JAKARTA : Ibrahim Arief évaluant sa nomination en tant que suspect dans l’affaire présumée de corruption dans le cadre des marchés publics Chromebooks Le ministère de l’Éducation et de la Culture procède à une forme de criminalisation et demande au collège de juges de décider de l’acquittement.

Cette déclaration a été faite par l’homme qui s’appelle familièrement Ibam lors de la lecture de son plaidoyer personnel devant le tribunal central de corruption de Jakarta, jeudi (23/4). Dans sa note de défense, rapportée par detikNews, il a déclaré que les poursuites contre lui étaient forcées et non étayées par des preuves selon lesquelles il avait obtenu des avantages personnels.
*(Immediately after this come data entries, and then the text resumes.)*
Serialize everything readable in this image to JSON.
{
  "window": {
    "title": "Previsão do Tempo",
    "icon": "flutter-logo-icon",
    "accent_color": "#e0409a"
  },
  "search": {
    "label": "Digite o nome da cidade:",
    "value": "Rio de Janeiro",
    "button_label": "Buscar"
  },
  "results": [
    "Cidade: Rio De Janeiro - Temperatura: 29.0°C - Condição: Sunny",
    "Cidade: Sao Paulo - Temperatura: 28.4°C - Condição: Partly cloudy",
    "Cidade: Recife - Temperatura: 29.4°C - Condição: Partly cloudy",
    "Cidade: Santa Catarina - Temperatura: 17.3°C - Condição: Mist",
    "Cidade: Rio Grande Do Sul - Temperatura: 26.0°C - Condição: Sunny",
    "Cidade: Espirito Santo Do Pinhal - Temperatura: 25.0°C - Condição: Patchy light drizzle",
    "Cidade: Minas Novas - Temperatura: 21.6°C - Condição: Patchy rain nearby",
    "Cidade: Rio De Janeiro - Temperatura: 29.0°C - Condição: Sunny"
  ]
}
“Face aux demandes de 22,5 ans de prison et aux tentatives d’appauvrissement de ma famille, j’ose affirmer haut et fort que oui, c’est une criminalisation. Une criminalisation pour moi et pour tous les professionnels qui veulent aider le pays”, a-t-il déclaré.

Il a également déclaré qu’il n’était pas coupable et a demandé au juge de restaurer sa réputation. Selon Ibam, l’étude technique qu’il a réalisée lorsqu’il était consultant au ministère de l’Éducation et de la Culture n’était qu’une recommandation qui devait encore être décidée par le ministère.

“Je suis innocent. J’ai été arrêté et contraint de devenir suspect sur la base de diverses allégations sans preuves, qui n’ont finalement pas été prouvées. Je considère tout cela comme un prix supplémentaire que je dois payer pour les sacrifices que ma famille et moi avons consentis pour le pays”, a-t-il déclaré.

“Je reviens à ma question initiale, Votre Honneur, quel est mon péché pour l’Indonésie ? J’espère que le jury de Votre Honneur pourra décider que je suis libre et restaurer mon honneur et ma dignité après avoir lutté pendant si longtemps pour blanchir mon nom”, a-t-il ajouté.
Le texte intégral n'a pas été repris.